Here comes the Istio CNI plugin into play. As a cluster admin you just deploy Istio with the CNI plugin enabled. Then you only have one running Istio CNI pod per node as the Istio CNI plugin operates as a DaemonSet. Setting up the network traffic redirection is now handled by the Istio CNI plugin. So, you only need to exclude the istio-system namespace from Gatekeeper or define a separate PSP for it instead of lowering your security restrictions. This in the end reduces the security risk and makes your application deployments more secure.

You can switch a running Istio deployment from the default configuration with an init container to the CNI plugin.

Just add the following additional lines to the YAML template according to the Istio documentation.

-> https://istio.io/docs/setup/additional-setup/cni/

apiVersion: install.istio.io/v1alpha1
kind: IstioOperator
spec:
  addonComponents:
    grafana:
      enabled: true
    tracing:
      enabled: true
    kiali:
      enabled: true
    prometheus:
      enabled: true
  components:
    cni:
      enabled: true
...

You should exclude the standard system namespaces like kube-system, kube-node-lease, kube-public and istio-system as well from the Istio CNI plugin.

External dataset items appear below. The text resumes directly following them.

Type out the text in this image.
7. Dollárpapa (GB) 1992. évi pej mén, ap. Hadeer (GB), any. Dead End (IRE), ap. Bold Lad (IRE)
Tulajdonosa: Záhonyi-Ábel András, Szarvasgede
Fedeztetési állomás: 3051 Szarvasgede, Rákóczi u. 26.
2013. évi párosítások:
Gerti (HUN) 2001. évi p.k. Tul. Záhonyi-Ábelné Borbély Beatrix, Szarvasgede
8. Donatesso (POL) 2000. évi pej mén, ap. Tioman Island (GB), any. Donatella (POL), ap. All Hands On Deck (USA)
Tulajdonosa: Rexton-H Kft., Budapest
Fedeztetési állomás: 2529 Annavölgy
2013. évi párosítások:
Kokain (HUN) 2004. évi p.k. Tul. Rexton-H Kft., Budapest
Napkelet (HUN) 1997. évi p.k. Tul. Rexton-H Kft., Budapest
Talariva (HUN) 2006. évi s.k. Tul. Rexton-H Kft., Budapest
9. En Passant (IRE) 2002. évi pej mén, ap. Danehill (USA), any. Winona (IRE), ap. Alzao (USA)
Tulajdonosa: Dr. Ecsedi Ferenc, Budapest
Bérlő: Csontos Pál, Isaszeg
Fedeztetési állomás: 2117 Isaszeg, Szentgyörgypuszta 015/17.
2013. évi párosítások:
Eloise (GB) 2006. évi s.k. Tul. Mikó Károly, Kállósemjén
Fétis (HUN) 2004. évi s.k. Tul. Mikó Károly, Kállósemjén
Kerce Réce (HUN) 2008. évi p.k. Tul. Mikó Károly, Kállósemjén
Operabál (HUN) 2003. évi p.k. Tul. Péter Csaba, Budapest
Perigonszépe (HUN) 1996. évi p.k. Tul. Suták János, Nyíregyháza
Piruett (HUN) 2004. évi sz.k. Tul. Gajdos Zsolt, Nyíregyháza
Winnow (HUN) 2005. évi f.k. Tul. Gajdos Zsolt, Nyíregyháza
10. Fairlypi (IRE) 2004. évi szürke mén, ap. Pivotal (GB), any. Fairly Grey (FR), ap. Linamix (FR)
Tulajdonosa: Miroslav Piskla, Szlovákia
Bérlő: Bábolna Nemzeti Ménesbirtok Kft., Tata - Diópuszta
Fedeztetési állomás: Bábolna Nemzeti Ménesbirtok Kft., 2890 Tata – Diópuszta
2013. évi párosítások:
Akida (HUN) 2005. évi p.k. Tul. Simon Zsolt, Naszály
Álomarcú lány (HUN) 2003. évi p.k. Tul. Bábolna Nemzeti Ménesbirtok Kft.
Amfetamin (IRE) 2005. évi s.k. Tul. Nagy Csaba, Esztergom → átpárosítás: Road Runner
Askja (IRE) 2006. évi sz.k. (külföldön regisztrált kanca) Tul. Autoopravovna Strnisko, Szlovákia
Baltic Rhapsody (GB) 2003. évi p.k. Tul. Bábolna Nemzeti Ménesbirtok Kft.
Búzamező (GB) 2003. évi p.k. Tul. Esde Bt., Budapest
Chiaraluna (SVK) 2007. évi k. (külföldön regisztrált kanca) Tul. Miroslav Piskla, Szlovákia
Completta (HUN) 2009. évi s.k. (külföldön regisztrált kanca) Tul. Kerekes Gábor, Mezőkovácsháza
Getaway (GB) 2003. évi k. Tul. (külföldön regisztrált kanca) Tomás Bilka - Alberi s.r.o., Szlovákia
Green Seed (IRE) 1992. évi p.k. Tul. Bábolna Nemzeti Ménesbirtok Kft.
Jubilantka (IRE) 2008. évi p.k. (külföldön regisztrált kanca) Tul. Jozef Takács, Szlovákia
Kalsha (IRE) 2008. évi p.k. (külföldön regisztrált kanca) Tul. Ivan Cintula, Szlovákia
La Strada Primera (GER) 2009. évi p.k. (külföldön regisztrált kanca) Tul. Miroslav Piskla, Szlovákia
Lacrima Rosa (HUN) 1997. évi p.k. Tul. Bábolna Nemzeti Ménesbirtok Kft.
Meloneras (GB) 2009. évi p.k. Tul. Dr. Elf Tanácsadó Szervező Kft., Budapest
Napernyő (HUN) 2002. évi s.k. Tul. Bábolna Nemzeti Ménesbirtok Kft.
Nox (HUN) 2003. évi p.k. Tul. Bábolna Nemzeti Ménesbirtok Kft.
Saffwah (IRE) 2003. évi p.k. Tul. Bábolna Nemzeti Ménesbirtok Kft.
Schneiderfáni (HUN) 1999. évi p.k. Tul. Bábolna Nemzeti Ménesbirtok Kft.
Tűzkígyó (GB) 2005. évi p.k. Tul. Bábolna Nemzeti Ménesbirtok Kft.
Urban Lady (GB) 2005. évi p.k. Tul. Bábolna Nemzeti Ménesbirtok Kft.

apiVersion: install.istio.io/v1alpha1
kind: IstioOperator
spec:
  addonComponents:
    grafana:
      enabled: true
    tracing:
      enabled: true
    kiali:
      enabled: true
    prometheus:
      enabled: true
  components:
    cni:
      enabled: true
...
  values:
...
    cni:
      excludeNamespaces:
       - istio-system
       - kube-system
       - kube-node-lease
       - kube-public
...

Afterwards run istioctl manifest apply -f install-istio.yaml to apply the changes. The final step is rotating your application pods to rollout the changes for the Istio sidecar proxies. You can use the kubectl rollout restart deployment <deployment name> command to do so.